As a feature, it would allow us to change the behaviour (and therefore version) existing OP_CODES (e.g. if OP_ENV == 2, OP_UTXOVALUE and OP_OUTPUTVALUE is in mSats).

Not saying this is a good solution but, just so that we’ve explored other possibilities, is on-the-fly conversion based on current Tx Version + UTXO version no good (messier/riskier/incompatible with what we’d want in future?)

For example:

1. For each UTXO provided in a transaction, we also pass the UTXO’s Tx Version.
2. If the transaction it is being included in is (e.g.) V3…
3. Then we cast the UTXO values to their V3 equivalent on-the-fly:

if(thisOpCode == OP_UTXOVALUE) {
  // If the current transaction is V3 AND the UTXO we're processing is < V3...
  if(thisTx.version == 3 && thisUtxo.version < 3) {
    // Multiply the V2 UTXO value by 1000 to get mSats
    return thisUtxo.value * 1000;
  }

  // Otherwise, just return the UTXO value as it's already in mSats.
  return thisUtxo.value;
}

The only benefit I can see in an approach like the above is that we’d shave two bytes (${version} OP_ENV) off any transaction unlocking script that wanted to use future VM versions. Feels a bit spaghetti’ish and maybe there’d be values that just cannot be cast like that too?

EDIT: Replaced “transaction” with “unlocking script” - there might be several unlocks using OP_ENV per tx. I’m still very much leaning towards OP_ENV being the best solution.

it might even fail in a series of transactions. First one v2, then more than one v10.

Yeah, I think it’s probably a bad approach. It becomes convoluted and you end up with a dirty matrix of what casts would be necessary between particular Op Codes/Tx Versions. And we might end up with some casts that simply won’t be compatible/possible in future.

OP_ENV feels like a far cleaner solution to me.

Environment seems like the wrong term here. Perhaps “VM version” might be a better term. Executables have versions whereas environments have names. The VM is inherently versioned so it could be an interesting idea to formalise that and expose the different versions in Script.

The simplest solution the the problem as stated would be to define new opcodes with the newly desired behaviours. Are you concerned about running out of opcodes? How many need to be changed?

I think OP_TXVERSION could be used to mitigate this by ensuring that transactions interacting with the contract conform to the desired version with the desired opcode behaviour.

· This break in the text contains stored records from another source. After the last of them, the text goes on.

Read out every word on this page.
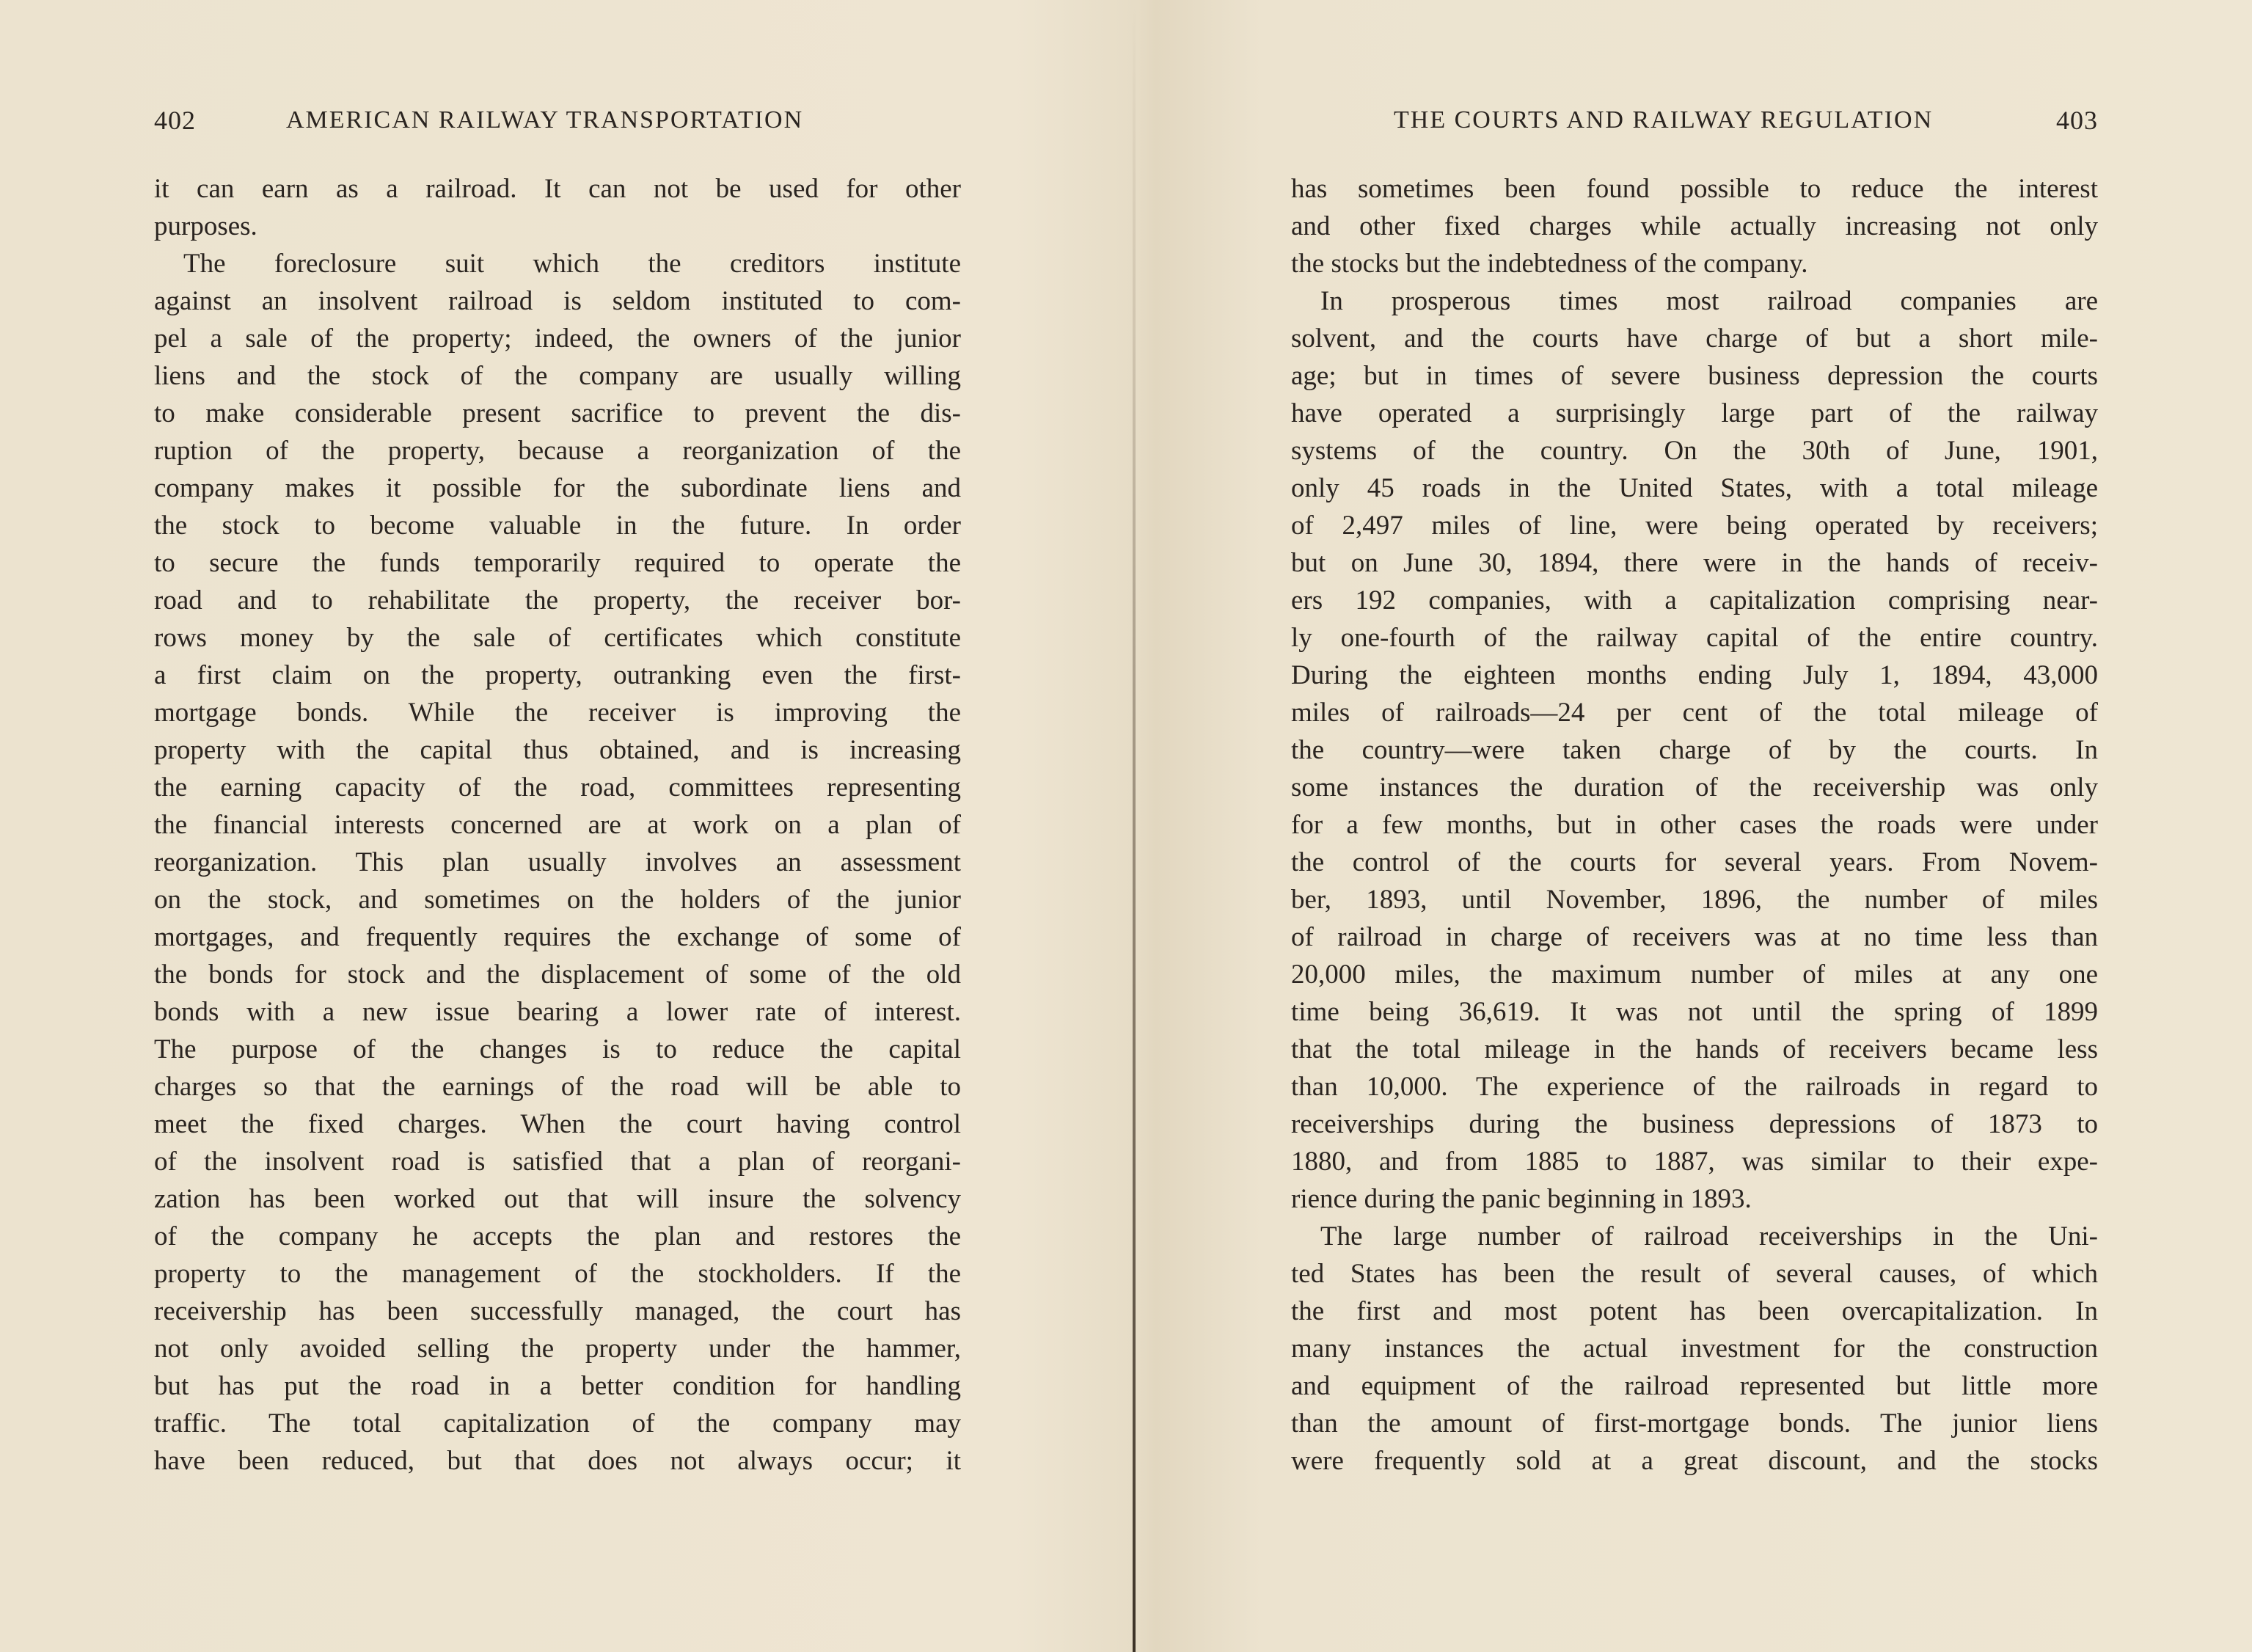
402	AMERICAN RAILWAY TRANSPORTATION

it can earn as a railroad. It can not be used for other

purposes.

The foreclosure suit which the creditors institute

against an insolvent railroad is seldom instituted to com-

pel a sale of the property; indeed, the owners of the junior

liens and the stock of the company are usually willing

to make considerable present sacrifice to prevent the dis-

ruption of the property, because a reorganization of the

company makes it possible for the subordinate liens and

the stock to become valuable in the future. In order

to secure the funds temporarily required to operate the

road and to rehabilitate the property, the receiver bor-

rows money by the sale of certificates which constitute

a first claim on the property, outranking even the first-

mortgage bonds. While the receiver is improving the

property with the capital thus obtained, and is increasing

the earning capacity of the road, committees representing

the financial interests concerned are at work on a plan of

reorganization. This plan usually involves an assessment

on the stock, and sometimes on the holders of the junior

mortgages, and frequently requires the exchange of some of

the bonds for stock and the displacement of some of the old

bonds with a new issue bearing a lower rate of interest.

The purpose of the changes is to reduce the capital

charges so that the earnings of the road will be able to

meet the fixed charges. When the court having control

of the insolvent road is satisfied that a plan of reorgani-

zation has been worked out that will insure the solvency

of the company he accepts the plan and restores the

property to the management of the stockholders. If the

receivership has been successfully managed, the court has

not only avoided selling the property under the hammer,

but has put the road in a better condition for handling

traffic. The total capitalization of the company may

have been reduced, but that does not always occur; it

THE COURTS AND RAILWAY REGULATION	403

has sometimes been found possible to reduce the interest

and other fixed charges while actually increasing not only

the stocks but the indebtedness of the company.

In prosperous times most railroad companies are

solvent, and the courts have charge of but a short mile-

age; but in times of severe business depression the courts

have operated a surprisingly large part of the railway

systems of the country. On the 30th of June, 1901,

only 45 roads in the United States, with a total mileage

of 2,497 miles of line, were being operated by receivers;

but on June 30, 1894, there were in the hands of receiv-

ers 192 companies, with a capitalization comprising near-

ly one-fourth of the railway capital of the entire country.

During the eighteen months ending July 1, 1894, 43,000

miles of railroads—24 per cent of the total mileage of

the country—were taken charge of by the courts. In

some instances the duration of the receivership was only

for a few months, but in other cases the roads were under

the control of the courts for several years. From Novem-

ber, 1893, until November, 1896, the number of miles

of railroad in charge of receivers was at no time less than

20,000 miles, the maximum number of miles at any one

time being 36,619. It was not until the spring of 1899

that the total mileage in the hands of receivers became less

than 10,000. The experience of the railroads in regard to

receiverships during the business depressions of 1873 to

1880, and from 1885 to 1887, was similar to their expe-

rience during the panic beginning in 1893.

The large number of railroad receiverships in the Uni-

ted States has been the result of several causes, of which

the first and most potent has been overcapitalization. In

many instances the actual investment for the construction

and equipment of the railroad represented but little more

than the amount of first-mortgage bonds. The junior liens

were frequently sold at a great discount, and the stocks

Update: I’ve now read the subsat CHIP pre-release and understand the problem and that it’s 2 opcodes ( OP_UTXOVALUE / OP_OUTPUTVALUE). I’ll eave further comments on the thread for that CHIP.

The term ‘environment’ is something we stole from operating systems technology. Any task (or application) has its own environment. You have environment variables that adjust behavior. It seemed an apt concept to adopt. The initial proposal would most likely simply say that the only viable combinations are OP_1 OP_ENV and OP_2 OP_ENV (see also op_x doc).

That is indeed the basic trade-off we are looking at. That is the basic premise of this thread, indeed. Which of the two main approaches makes most sense.

Naturally it is possible to add the two opcodes that deal with satoshi values and make them use micro-satoshi’s. It is simple, but is it best?

There are various trade-offs here. If you have both some VALUE and some MICRO_VALUE opcodes, then that implies you can use them in the same script. Is that powerful, or is that just asking for trouble?

Another trade-off is that we’ll most likely end up upgrading the math capabilities to 128 bit math. It is inevitable that this is going to be cheap to do on CPUs and that will be reflected in Script. There are a bunch of opcodes that this applies to. We just upgraded from 32bit to 64bit and we haven’t heard anyone scream. But isn’t it much better to avoid POSSIBLE incompatibilities? That would be a lot of new opcodes, or one new ‘version’ definition as argument to OP_ENV.

Most of the people I talked to are leaning in the OP_ENV direction, so if you know of anything that would end up being an issue I think it would be great to share here.
Because I just want to be sure no problems are created or overlooked.